New Book: Gerard Aching’s “Freedom from Liberation—Slavery, Sentiment, and Literature in Cuba”


Indiana University Press (Blacks in the Diaspora Series) has just published Gerard Aching’s Freedom from Liberation: Slavery, Sentiment, and Literature in Cuba. The evocative cover art is a detail from Trinidadian artist Christopher Cozier’s “Looking in Watching” from his Tropical Night series.

Description: By exploring the complexities of enslavement in the autobiography of Cuban slave-poet Juan Francisco Manzano (1797–1854), Gerard Aching complicates the universally recognized assumption that a slave’s foremost desire is to be freed from bondage. As the only slave narrative in Spanish that has surfaced to date, Manzano’s autobiography details the daily grind of the vast majority of slaves who sought relief from the burden of living under slavery. Aching combines historical narrative and literary criticism to take the reader beyond Manzano’s text to examine the motivations behind anticolonial and antislavery activism in pre-revolution Cuba, when Cuba’s Creole bourgeoisie sought their own form of freedom from the colonial arm of Spain.
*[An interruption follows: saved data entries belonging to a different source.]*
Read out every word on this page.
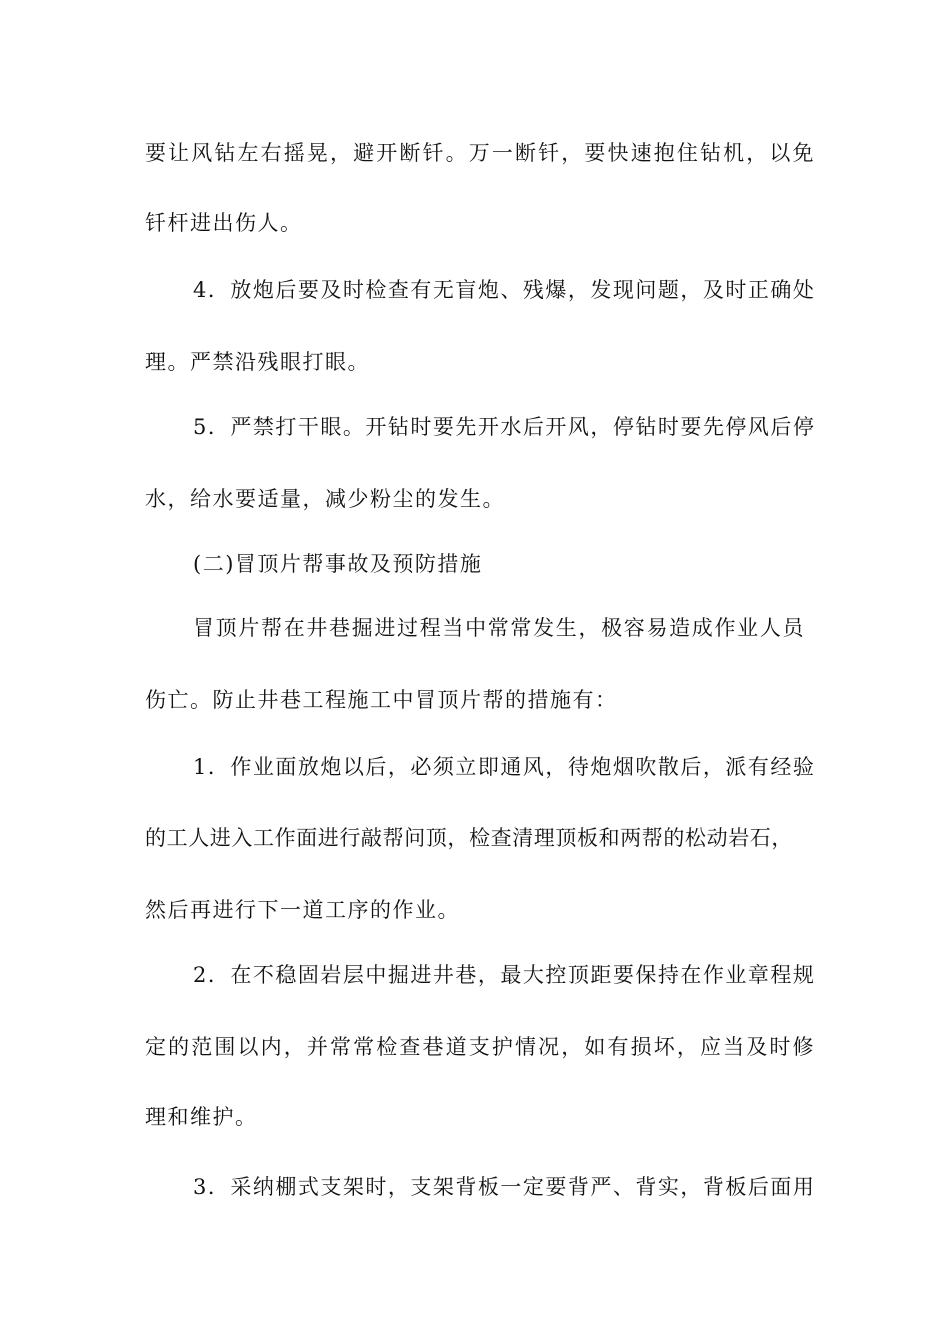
要让风钻左右摇晃，避开断钎。万一断钎，要快速抱住钻机，以免
钎杆进出伤人。
4．放炮后要及时检查有无盲炮、残爆，发现问题，及时正确处
理。严禁沿残眼打眼。
5．严禁打干眼。开钻时要先开水后开风，停钻时要先停风后停
水，给水要适量，减少粉尘的发生。
(二)冒顶片帮事故及预防措施
冒顶片帮在井巷掘进过程当中常常发生，极容易造成作业人员
伤亡。防止井巷工程施工中冒顶片帮的措施有：
1．作业面放炮以后，必须立即通风，待炮烟吹散后，派有经验
的工人进入工作面进行敲帮问顶，检查清理顶板和两帮的松动岩石，
然后再进行下一道工序的作业。
2．在不稳固岩层中掘进井巷，最大控顶距要保持在作业章程规
定的范围以内，并常常检查巷道支护情况，如有损坏，应当及时修
理和维护。
3．采纳棚式支架时，支架背板一定要背严、背实，背板后面用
Gerard Aching specializes in 19th- and 20th-century Caribbean literatures and intellectual histories, theories of modernism and modernity in Latin America, and 19th-century colonial literatures in the Caribbean, with a specific focus on the relations between slavery, literary sensibility, and philosophy. In the contemporary period, he has worked on visual regimes and politics in Caribbean popular cultures. He is the author of The Politics of Spanish American Modernismo: By Exquisite Design (Cambridge, 1997) and Masking and Power: Carnival and Popular Culture in the Caribbean (Minnesota, 2002). [. . .] Aching has been the recipient of a Howard Foundation Fellowship (Brown University, 1999) and a Guggenheim Memorial Foundation Fellowship (2003).